Recursion function to find sum of digits in integers using python

Question

def sumdigits(number):
  if number==0:
    return 0
  if number!=0:
    return (number%10) + (number//10)

this is the function that I have. However its only give the proper sum of 2 digit numbers. How can i get the sum of any number. Also would my function count as recursion

def main():
    number=int(input("Enter a number :"))
    print(sumdigits(number))
main()

Answer 1

No, it is not recursive as you are not calling your function from inside your function.

Try:

def sumdigits(number):
  if number == 0:
    return 0
  else:
    return (number%10) + sumdigits(number//10)

Answer 2

Recursion is a way of programming or coding a problem, in which a function calls itself one or more times in its body.

Usually, it is returning the return value of this function call. If a function definition fulfils the condition of recursion, we call this function a recursive function.

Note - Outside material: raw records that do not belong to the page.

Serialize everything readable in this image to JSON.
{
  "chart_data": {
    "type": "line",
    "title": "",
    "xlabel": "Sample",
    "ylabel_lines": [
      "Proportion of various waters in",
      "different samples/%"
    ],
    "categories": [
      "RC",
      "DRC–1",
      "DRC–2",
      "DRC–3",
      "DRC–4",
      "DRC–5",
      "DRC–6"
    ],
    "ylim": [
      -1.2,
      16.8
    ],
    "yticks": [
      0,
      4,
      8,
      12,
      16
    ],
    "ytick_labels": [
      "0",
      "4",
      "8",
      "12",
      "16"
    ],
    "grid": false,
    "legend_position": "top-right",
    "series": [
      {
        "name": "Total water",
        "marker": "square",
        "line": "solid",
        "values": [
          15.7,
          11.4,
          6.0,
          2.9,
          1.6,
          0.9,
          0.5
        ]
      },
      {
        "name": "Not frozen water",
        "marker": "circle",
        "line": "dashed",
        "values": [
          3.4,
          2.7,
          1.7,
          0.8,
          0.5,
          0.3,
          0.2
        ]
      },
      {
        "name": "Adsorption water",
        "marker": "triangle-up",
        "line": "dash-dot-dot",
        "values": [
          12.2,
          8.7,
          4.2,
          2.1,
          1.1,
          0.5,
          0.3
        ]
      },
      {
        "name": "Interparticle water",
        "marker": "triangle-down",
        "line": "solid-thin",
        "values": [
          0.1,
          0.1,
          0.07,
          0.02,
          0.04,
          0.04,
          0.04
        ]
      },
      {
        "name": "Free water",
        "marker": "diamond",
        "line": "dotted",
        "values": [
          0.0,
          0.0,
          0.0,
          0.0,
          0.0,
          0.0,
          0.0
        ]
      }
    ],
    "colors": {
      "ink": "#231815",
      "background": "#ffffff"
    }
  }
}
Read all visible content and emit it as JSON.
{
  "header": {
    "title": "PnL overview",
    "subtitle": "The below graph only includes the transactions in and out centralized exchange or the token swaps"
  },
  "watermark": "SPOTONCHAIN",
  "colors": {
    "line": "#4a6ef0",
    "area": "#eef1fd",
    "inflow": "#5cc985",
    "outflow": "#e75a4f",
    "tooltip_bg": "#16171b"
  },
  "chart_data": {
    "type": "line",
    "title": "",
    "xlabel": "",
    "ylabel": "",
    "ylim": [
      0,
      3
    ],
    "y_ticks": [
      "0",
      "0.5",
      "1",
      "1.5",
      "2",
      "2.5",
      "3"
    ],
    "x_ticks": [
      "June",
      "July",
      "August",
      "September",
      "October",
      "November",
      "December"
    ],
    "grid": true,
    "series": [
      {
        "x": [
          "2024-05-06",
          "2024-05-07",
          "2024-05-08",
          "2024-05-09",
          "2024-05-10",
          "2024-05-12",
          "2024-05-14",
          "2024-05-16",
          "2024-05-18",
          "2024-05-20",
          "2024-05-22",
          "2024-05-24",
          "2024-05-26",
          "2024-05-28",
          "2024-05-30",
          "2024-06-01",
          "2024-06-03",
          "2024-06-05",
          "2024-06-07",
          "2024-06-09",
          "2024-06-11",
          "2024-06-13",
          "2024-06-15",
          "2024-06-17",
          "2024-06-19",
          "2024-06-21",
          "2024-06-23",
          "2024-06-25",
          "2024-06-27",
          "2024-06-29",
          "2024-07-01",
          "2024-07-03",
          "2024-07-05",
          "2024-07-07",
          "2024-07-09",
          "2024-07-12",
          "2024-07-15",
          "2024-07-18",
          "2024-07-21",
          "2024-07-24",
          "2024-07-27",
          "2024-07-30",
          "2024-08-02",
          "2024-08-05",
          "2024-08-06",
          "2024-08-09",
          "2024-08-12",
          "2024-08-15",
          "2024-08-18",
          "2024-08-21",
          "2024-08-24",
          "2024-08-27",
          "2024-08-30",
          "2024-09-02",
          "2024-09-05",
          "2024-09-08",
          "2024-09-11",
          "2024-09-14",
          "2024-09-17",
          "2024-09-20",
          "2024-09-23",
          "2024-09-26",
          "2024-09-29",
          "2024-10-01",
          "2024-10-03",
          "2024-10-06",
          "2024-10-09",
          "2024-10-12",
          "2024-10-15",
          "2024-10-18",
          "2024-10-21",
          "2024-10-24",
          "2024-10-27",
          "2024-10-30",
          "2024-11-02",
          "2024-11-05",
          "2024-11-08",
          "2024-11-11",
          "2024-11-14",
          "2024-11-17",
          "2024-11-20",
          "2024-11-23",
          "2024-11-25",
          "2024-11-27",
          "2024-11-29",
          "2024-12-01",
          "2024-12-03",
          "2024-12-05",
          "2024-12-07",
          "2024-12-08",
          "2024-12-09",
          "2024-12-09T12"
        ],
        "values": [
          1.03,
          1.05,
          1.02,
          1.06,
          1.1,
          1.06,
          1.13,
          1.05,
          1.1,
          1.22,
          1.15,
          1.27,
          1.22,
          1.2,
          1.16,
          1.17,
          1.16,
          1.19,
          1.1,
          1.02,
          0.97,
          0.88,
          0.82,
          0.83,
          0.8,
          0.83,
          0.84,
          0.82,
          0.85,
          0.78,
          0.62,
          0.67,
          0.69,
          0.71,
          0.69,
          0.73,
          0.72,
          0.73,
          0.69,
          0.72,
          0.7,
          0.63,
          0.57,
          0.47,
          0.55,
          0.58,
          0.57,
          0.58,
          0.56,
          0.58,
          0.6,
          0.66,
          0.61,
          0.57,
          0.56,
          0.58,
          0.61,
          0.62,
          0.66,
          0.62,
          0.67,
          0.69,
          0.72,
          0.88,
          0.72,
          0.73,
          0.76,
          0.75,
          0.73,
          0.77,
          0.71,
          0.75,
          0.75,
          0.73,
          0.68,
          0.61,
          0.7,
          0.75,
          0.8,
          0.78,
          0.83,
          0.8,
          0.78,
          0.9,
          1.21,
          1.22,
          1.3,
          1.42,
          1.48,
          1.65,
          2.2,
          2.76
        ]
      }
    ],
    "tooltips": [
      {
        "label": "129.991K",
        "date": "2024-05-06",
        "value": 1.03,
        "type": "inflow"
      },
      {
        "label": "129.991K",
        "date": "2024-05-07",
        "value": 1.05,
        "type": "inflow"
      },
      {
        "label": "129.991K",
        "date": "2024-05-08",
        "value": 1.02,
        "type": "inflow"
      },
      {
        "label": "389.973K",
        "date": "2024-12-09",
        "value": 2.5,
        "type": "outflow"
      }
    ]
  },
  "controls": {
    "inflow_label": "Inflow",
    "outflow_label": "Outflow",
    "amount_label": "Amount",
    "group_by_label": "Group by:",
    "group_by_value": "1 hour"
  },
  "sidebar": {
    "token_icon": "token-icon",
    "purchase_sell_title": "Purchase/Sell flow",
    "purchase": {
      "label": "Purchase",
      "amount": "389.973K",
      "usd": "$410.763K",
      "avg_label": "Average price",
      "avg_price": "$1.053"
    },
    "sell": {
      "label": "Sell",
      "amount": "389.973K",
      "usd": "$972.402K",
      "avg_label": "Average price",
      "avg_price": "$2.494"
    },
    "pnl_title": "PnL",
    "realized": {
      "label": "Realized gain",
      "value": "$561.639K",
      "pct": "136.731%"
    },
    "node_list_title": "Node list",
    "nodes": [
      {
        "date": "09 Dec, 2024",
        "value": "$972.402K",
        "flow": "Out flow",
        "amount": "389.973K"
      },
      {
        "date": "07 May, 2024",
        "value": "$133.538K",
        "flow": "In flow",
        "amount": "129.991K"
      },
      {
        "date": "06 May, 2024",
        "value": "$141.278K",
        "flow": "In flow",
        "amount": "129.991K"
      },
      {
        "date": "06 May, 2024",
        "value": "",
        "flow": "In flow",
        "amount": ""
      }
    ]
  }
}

A recursive function has to terminate to be used in a program. Usually, it terminates, if with every recursive call the solution of the problem is downsized and moves towards a base case. A base case is a case, where the problem can be solved without further recursion. (a recursion can lead to an infinite loop, if the base case is not met in the calls). For this problem, the "base case" is:

if number == 0:
    return 0

A simple recursive function for sum all the digits of a number is:

def sum_digits(number):
    """ Return the sum of digits of a number.
        number: non-negative integer
    """

    # Base Case
    if number == 0:
        return 0
    else:
        # Mod (%) by 10 gives you the rightmost digit (227 % 10 == 7), 
        # while doing integer division by 10 removes the rightmost 
        # digit (227 // 10 is 22)

        return (number % 10) + sumdigits(number // 10)

If we run the code we have:

>>>print sum_digits(57) # (5 + 7) = 12 
12
>>>print sum_digits(5728) # (5 + 7 + 2 + 8) = 22
22